Впрочем, золотые руки мастера давали периодический приработок – Гаврилов восстанавливал антиквариат. Покупал или находил покрытые печатью времени или неосторожного обращения стеклянные блюда.

Просверливал отверстия в самом центре и прикручивал их к серебряным, бронзовым и чугунным ножкам. Получались вполне приятные и почти старинные фруктовницы – украшение праздничного стола.

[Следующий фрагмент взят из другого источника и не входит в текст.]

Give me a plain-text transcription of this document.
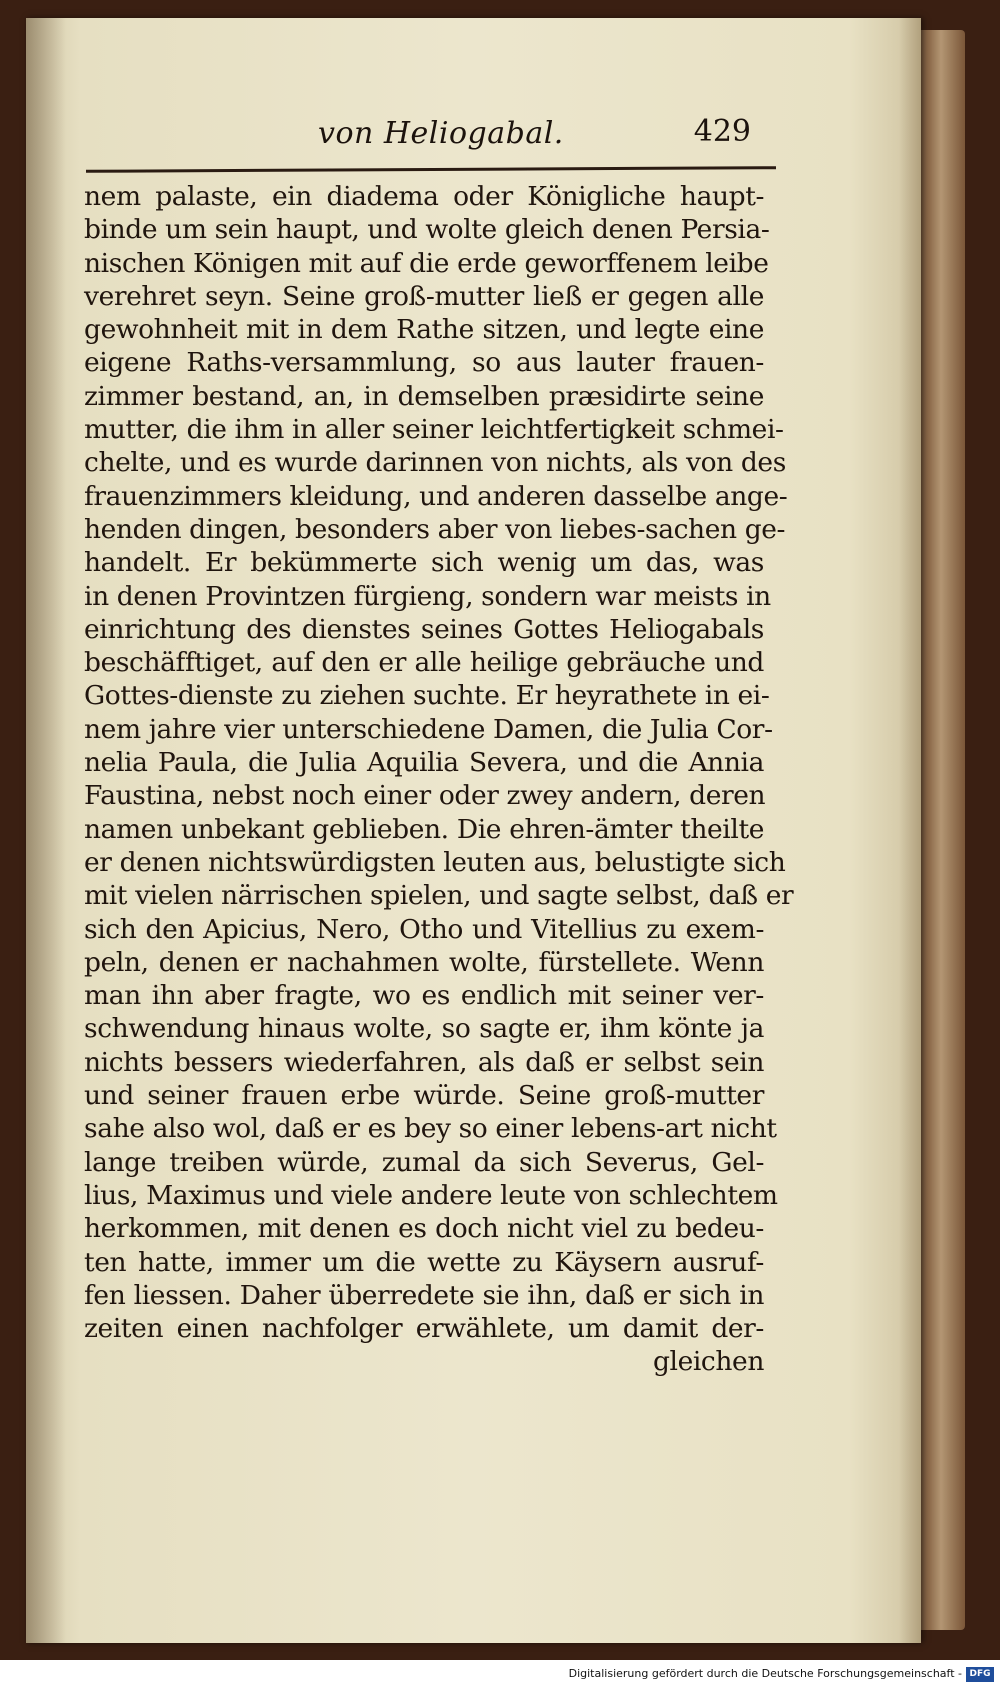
von Heliogabal.	429
nem palaste, ein diadema oder Königliche haupt-
binde um sein haupt, und wolte gleich denen Persia-
nischen Königen mit auf die erde geworffenem leibe
verehret seyn. Seine groß-mutter ließ er gegen alle
gewohnheit mit in dem Rathe sitzen, und legte eine
eigene Raths-versammlung, so aus lauter frauen-
zimmer bestand, an, in demselben præsidirte seine
mutter, die ihm in aller seiner leichtfertigkeit schmei-
chelte, und es wurde darinnen von nichts, als von des
frauenzimmers kleidung, und anderen dasselbe ange-
henden dingen, besonders aber von liebes-sachen ge-
handelt. Er bekümmerte sich wenig um das, was
in denen Provintzen fürgieng, sondern war meists in
einrichtung des dienstes seines Gottes Heliogabals
beschäfftiget, auf den er alle heilige gebräuche und
Gottes-dienste zu ziehen suchte. Er heyrathete in ei-
nem jahre vier unterschiedene Damen, die Julia Cor-
nelia Paula, die Julia Aquilia Severa, und die Annia
Faustina, nebst noch einer oder zwey andern, deren
namen unbekant geblieben. Die ehren-ämter theilte
er denen nichtswürdigsten leuten aus, belustigte sich
mit vielen närrischen spielen, und sagte selbst, daß er
sich den Apicius, Nero, Otho und Vitellius zu exem-
peln, denen er nachahmen wolte, fürstellete. Wenn
man ihn aber fragte, wo es endlich mit seiner ver-
schwendung hinaus wolte, so sagte er, ihm könte ja
nichts bessers wiederfahren, als daß er selbst sein
und seiner frauen erbe würde. Seine groß-mutter
sahe also wol, daß er es bey so einer lebens-art nicht
lange treiben würde, zumal da sich Severus, Gel-
lius, Maximus und viele andere leute von schlechtem
herkommen, mit denen es doch nicht viel zu bedeu-
ten hatte, immer um die wette zu Käysern ausruf-
fen liessen. Daher überredete sie ihn, daß er sich in
zeiten einen nachfolger erwählete, um damit der-
gleichen
Digitalisierung gefördert durch die Deutsche Forschungsgemeinschaft - DFG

Иногда брался за штофы или флаконы из-под духов в различных металлических оплетках. Порой его прозрачные «изобретения» даже попадали в международные каталоги и специализированные книги как неожиданные авангардистские артефакты, чудом уцелевшие за все бурные прошлые года.

Гаврилов не то чтобы гордился такими имитациями, однако деньги они приносили и помогали продержаться еще месяц-другой.

Основная же страсть обитателя этой квартиры была в другом: Гаврилов пил. Уже давно. Если интересоваться, то именно сейчас – пиво. Жена ушла, забрав ребенка и всякую надежду. Впрочем, прежде всего Гаврилову была нужна дочь, а уж без надежды-то он жил уже годами и совершенно спокойно.

И непостоянные финансы, и постоянный алкоголь позволяли не искать смыслов там, где их не было. Гаврилов давно жил, если не в похмельном, то в отвлеченном мире. Собственно, жена и сломалась-то не на выпивке – кто же жил по-другому – а на его увлечении физикой и математикой.

Причем пока муж просто что-то писал и иногда выпивал – супружница как-то с ним жила. Словом, была обычная и почти счастливая семья. И вдруг Гаврилов заявляет, что времени нет, а будущего не бывает. И из института со странным названием, где он проработал многие годы, ушел.

И все показывал ей тогда какие-то формулы, из которых она смогла прочитать только его собственный, начертанный нестройным прыгающим почерком комментарий «Вот это да!» на небольшом листке рядом с жирно подчеркнутой несколько раз длинной цепочкой латинских букв, цифр и специальных математических значков.

«Вот это да!» – сказала и она, а через некоторое время забрав дочурку, прекратила общение ребенка и бывшего мужа, совсем уже плотно пристрастившегося к алкоголю. Ведь будущего, как он утверждал, не было. Ну а коли так, чего хорошего ждать от настоящего.

Скоро жена подала и на алименты, а Гаврилов уже получил несколько повесток в суд, но сам там даже не появлялся. Впрочем, периодически старался дочке на жизнь что-то подкинуть, но это было так не регулярно и случайно, что у жены закончилось всякое терпение. А про личное общение не может быть и речи.

Ну как можно было доверить дочку такому недотепе? А организовывать им встречи в редкие минуты трезвости – только ребенка дразнить и расстраивать.

Привыкший к одиночеству Гаврилов не чурался людей, но не любил и толпу. И погода ему была по душе безлюдная. Когда падала на город гроза, Гаврилов полностью менялся. С каждым звуком грома он распрямлялся, голубовато-серые глаза его становились особо небесного цвета.

Утопающая в ливне столица могла не только утомлять, но и вдохновлять его на совсем новые идеи. Дышалось как-то особо вольно и казалось, что тебя освободили от оков жары и городского смрада. А вот зим Гаврилов не любил – они не приносили с собой грома.

Словом, особое пограничное с небом состояние вызывали именно грозы и дети. Нужно отметить, что кроме дочки, Гаврилов все-таки регулярно бывал с детьми. Хотя бы раз в месяц.

Как ни странно, но его увлечение точными науками давало ему еще одну грань для полноценной жизни – он со своими друзьями-однокашниками помогал вещами и делами отдаленному детскому дому на краю Тульской области и огромного соснового бора.